So now we know why Parekura and Gerry are so jolly – it’s something to do with their genes

But on some days it’s hard to be jolly.

Dunno if David Cunliffe is feeling somewhat down, today.

But notwithstanding whatever went on at his caucus meeting yesterday, he is more likely to get depressed than – let’s say – Parekura Horomia.

Or Alf’s good mate, Gerry Brownlee.

This can be asserted with great confidence because – as you will learn here – fat people are apt to be happier than their skinny colleagues.

Father Christmas, of course, serves as a splendid example.

And here’s why…

People with particular variants of a gene known as FTO, the largest genetic factor behind obesity, are eight per cent less likely to suffer from depression, a new study found.
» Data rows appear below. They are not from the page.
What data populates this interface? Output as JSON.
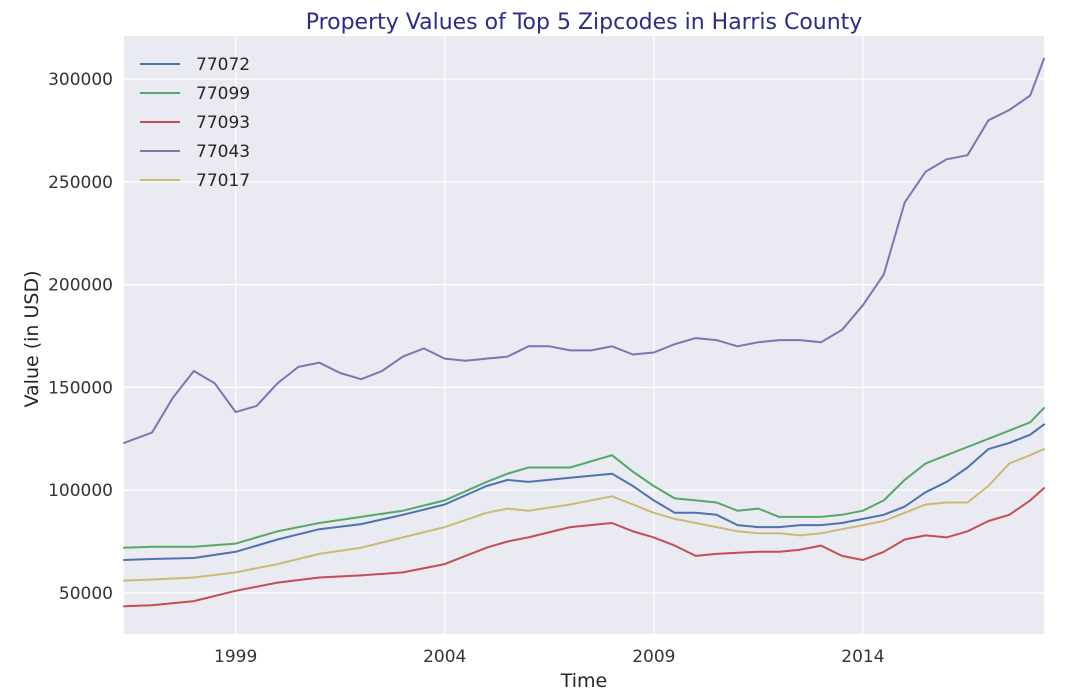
{
  "chart_data": {
    "type": "line",
    "title": "Property Values of Top 5 Zipcodes in Harris County",
    "xlabel": "Time",
    "ylabel": "Value (in USD)",
    "xlim": [
      1996.33,
      2018.33
    ],
    "ylim": [
      30000,
      321000
    ],
    "xticks": [
      1999,
      2004,
      2009,
      2014
    ],
    "xtick_labels": [
      "1999",
      "2004",
      "2009",
      "2014"
    ],
    "yticks": [
      50000,
      100000,
      150000,
      200000,
      250000,
      300000
    ],
    "ytick_labels": [
      "50000",
      "100000",
      "150000",
      "200000",
      "250000",
      "300000"
    ],
    "grid": true,
    "legend_position": "top-left",
    "colors": {
      "background": "#eaeaf2",
      "grid": "#ffffff",
      "title": "#2b2b8a"
    },
    "series": [
      {
        "name": "77072",
        "color": "#4c72b0",
        "points": [
          [
            1996.33,
            66000
          ],
          [
            1997,
            66500
          ],
          [
            1998,
            67000
          ],
          [
            1999,
            70000
          ],
          [
            2000,
            76000
          ],
          [
            2001,
            81000
          ],
          [
            2002,
            83500
          ],
          [
            2003,
            88000
          ],
          [
            2004,
            93000
          ],
          [
            2005,
            102000
          ],
          [
            2005.5,
            105000
          ],
          [
            2006,
            104000
          ],
          [
            2007,
            106000
          ],
          [
            2008,
            108000
          ],
          [
            2008.5,
            102000
          ],
          [
            2009,
            95000
          ],
          [
            2009.5,
            89000
          ],
          [
            2010,
            89000
          ],
          [
            2010.5,
            88000
          ],
          [
            2011,
            83000
          ],
          [
            2011.5,
            82000
          ],
          [
            2012,
            82000
          ],
          [
            2012.5,
            83000
          ],
          [
            2013,
            83000
          ],
          [
            2013.5,
            84000
          ],
          [
            2014,
            86000
          ],
          [
            2014.5,
            88000
          ],
          [
            2015,
            92000
          ],
          [
            2015.5,
            99000
          ],
          [
            2016,
            104000
          ],
          [
            2016.5,
            111000
          ],
          [
            2017,
            120000
          ],
          [
            2017.5,
            123000
          ],
          [
            2018,
            127000
          ],
          [
            2018.33,
            132000
          ]
        ]
      },
      {
        "name": "77099",
        "color": "#55a868",
        "points": [
          [
            1996.33,
            72000
          ],
          [
            1997,
            72500
          ],
          [
            1998,
            72500
          ],
          [
            1999,
            74000
          ],
          [
            2000,
            80000
          ],
          [
            2001,
            84000
          ],
          [
            2002,
            87000
          ],
          [
            2003,
            90000
          ],
          [
            2004,
            95000
          ],
          [
            2005,
            104000
          ],
          [
            2005.5,
            108000
          ],
          [
            2006,
            111000
          ],
          [
            2007,
            111000
          ],
          [
            2008,
            117000
          ],
          [
            2008.5,
            109000
          ],
          [
            2009,
            102000
          ],
          [
            2009.5,
            96000
          ],
          [
            2010,
            95000
          ],
          [
            2010.5,
            94000
          ],
          [
            2011,
            90000
          ],
          [
            2011.5,
            91000
          ],
          [
            2012,
            87000
          ],
          [
            2012.5,
            87000
          ],
          [
            2013,
            87000
          ],
          [
            2013.5,
            88000
          ],
          [
            2014,
            90000
          ],
          [
            2014.5,
            95000
          ],
          [
            2015,
            105000
          ],
          [
            2015.5,
            113000
          ],
          [
            2016,
            117000
          ],
          [
            2016.5,
            121000
          ],
          [
            2017,
            125000
          ],
          [
            2017.5,
            129000
          ],
          [
            2018,
            133000
          ],
          [
            2018.33,
            140000
          ]
        ]
      },
      {
        "name": "77093",
        "color": "#c44e52",
        "points": [
          [
            1996.33,
            43500
          ],
          [
            1997,
            44000
          ],
          [
            1998,
            46000
          ],
          [
            1999,
            51000
          ],
          [
            2000,
            55000
          ],
          [
            2001,
            57500
          ],
          [
            2002,
            58500
          ],
          [
            2003,
            60000
          ],
          [
            2004,
            64000
          ],
          [
            2005,
            72000
          ],
          [
            2005.5,
            75000
          ],
          [
            2006,
            77000
          ],
          [
            2007,
            82000
          ],
          [
            2008,
            84000
          ],
          [
            2008.5,
            80000
          ],
          [
            2009,
            77000
          ],
          [
            2009.5,
            73000
          ],
          [
            2010,
            68000
          ],
          [
            2010.5,
            69000
          ],
          [
            2011,
            69500
          ],
          [
            2011.5,
            70000
          ],
          [
            2012,
            70000
          ],
          [
            2012.5,
            71000
          ],
          [
            2013,
            73000
          ],
          [
            2013.5,
            68000
          ],
          [
            2014,
            66000
          ],
          [
            2014.5,
            70000
          ],
          [
            2015,
            76000
          ],
          [
            2015.5,
            78000
          ],
          [
            2016,
            77000
          ],
          [
            2016.5,
            80000
          ],
          [
            2017,
            85000
          ],
          [
            2017.5,
            88000
          ],
          [
            2018,
            95000
          ],
          [
            2018.33,
            101000
          ]
        ]
      },
      {
        "name": "77043",
        "color": "#8172b2",
        "points": [
          [
            1996.33,
            123000
          ],
          [
            1997,
            128000
          ],
          [
            1997.5,
            145000
          ],
          [
            1998,
            158000
          ],
          [
            1998.5,
            152000
          ],
          [
            1999,
            138000
          ],
          [
            1999.5,
            141000
          ],
          [
            2000,
            152000
          ],
          [
            2000.5,
            160000
          ],
          [
            2001,
            162000
          ],
          [
            2001.5,
            157000
          ],
          [
            2002,
            154000
          ],
          [
            2002.5,
            158000
          ],
          [
            2003,
            165000
          ],
          [
            2003.5,
            169000
          ],
          [
            2004,
            164000
          ],
          [
            2004.5,
            163000
          ],
          [
            2005,
            164000
          ],
          [
            2005.5,
            165000
          ],
          [
            2006,
            170000
          ],
          [
            2006.5,
            170000
          ],
          [
            2007,
            168000
          ],
          [
            2007.5,
            168000
          ],
          [
            2008,
            170000
          ],
          [
            2008.5,
            166000
          ],
          [
            2009,
            167000
          ],
          [
            2009.5,
            171000
          ],
          [
            2010,
            174000
          ],
          [
            2010.5,
            173000
          ],
          [
            2011,
            170000
          ],
          [
            2011.5,
            172000
          ],
          [
            2012,
            173000
          ],
          [
            2012.5,
            173000
          ],
          [
            2013,
            172000
          ],
          [
            2013.5,
            178000
          ],
          [
            2014,
            190000
          ],
          [
            2014.5,
            205000
          ],
          [
            2015,
            240000
          ],
          [
            2015.5,
            255000
          ],
          [
            2016,
            261000
          ],
          [
            2016.5,
            263000
          ],
          [
            2017,
            280000
          ],
          [
            2017.5,
            285000
          ],
          [
            2018,
            292000
          ],
          [
            2018.33,
            310000
          ]
        ]
      },
      {
        "name": "77017",
        "color": "#ccb974",
        "points": [
          [
            1996.33,
            56000
          ],
          [
            1997,
            56500
          ],
          [
            1998,
            57500
          ],
          [
            1999,
            60000
          ],
          [
            2000,
            64000
          ],
          [
            2001,
            69000
          ],
          [
            2002,
            72000
          ],
          [
            2003,
            77000
          ],
          [
            2004,
            82000
          ],
          [
            2005,
            89000
          ],
          [
            2005.5,
            91000
          ],
          [
            2006,
            90000
          ],
          [
            2007,
            93000
          ],
          [
            2008,
            97000
          ],
          [
            2008.5,
            93000
          ],
          [
            2009,
            89000
          ],
          [
            2009.5,
            86000
          ],
          [
            2010,
            84000
          ],
          [
            2010.5,
            82000
          ],
          [
            2011,
            80000
          ],
          [
            2011.5,
            79000
          ],
          [
            2012,
            79000
          ],
          [
            2012.5,
            78000
          ],
          [
            2013,
            79000
          ],
          [
            2013.5,
            81000
          ],
          [
            2014,
            83000
          ],
          [
            2014.5,
            85000
          ],
          [
            2015,
            89000
          ],
          [
            2015.5,
            93000
          ],
          [
            2016,
            94000
          ],
          [
            2016.5,
            94000
          ],
          [
            2017,
            102000
          ],
          [
            2017.5,
            113000
          ],
          [
            2018,
            117000
          ],
          [
            2018.33,
            120000
          ]
        ]
      }
    ]
  }
}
The findings, which are the first to link the gene with protection against depression, could help explain why some people are happier than others.

They question the common assumption that obesity and depression are mutually reinforcing – that obese people are more prone to become depressed because of their appearance, and depressed people are more likely to gain weight because of a less active lifestyle and unhealthy eating habits.

The researchers are from McMaster University in Canada.

They had been investigating whether there was a link between obesity and depression.

When they investigated the genetic and psychiatric status of patients enrolled in the EpiDREAM study, led by the Population Health Research Institute, they found the opposite was true.

The scientists examined data on 17,200 DNA samples donated by volunteers from 21 different countries.

The Telegraph has chatted with a Dr David Meyre, senior author of the study.

He said:

“The difference of eight per cent is modest and it won’t make a big difference in the day-to-day care of patients, but we have discovered a novel molecular basis for depression.”

Previous research on twins and other siblings had suggested depression may be up to 40 per cent hereditary.

But no studies have been able to firmly link particular genes to the condition.

In this latest study, the researchers found that the variant in the FTO gene, which has already been shown to raise the risk of obesity, was also linked to a lower depression risk.

The same link was later identified in three other large international studies.

In its report on the research, the Daily Mail (see here) incorporated a recent interview with Lisa Riley, from a TV show called Strictly Come Dancing.

Mrs Grumble is a big fan.

Anyway, Lisa said she was more than comfortable with her size.

She said she is ‘a big, really happy girl who is lucky enough to be confident in her own skin’, and added: ‘Many would give their left arm to be thinner. Not me’

She added: ‘I genuinely love being different and it drives me mad that people don’t believe I’m happy as I am.

‘Why do I want to look like everyone else? But I know people think: “She says that, but she doesn’t mean it, she’s very sad really”.’

Gerry has a similar outlook.

Mind you, his outlook doesn’t extend to his feet, which he probably hasn’t seen for some time.

At least, not when he is standing up.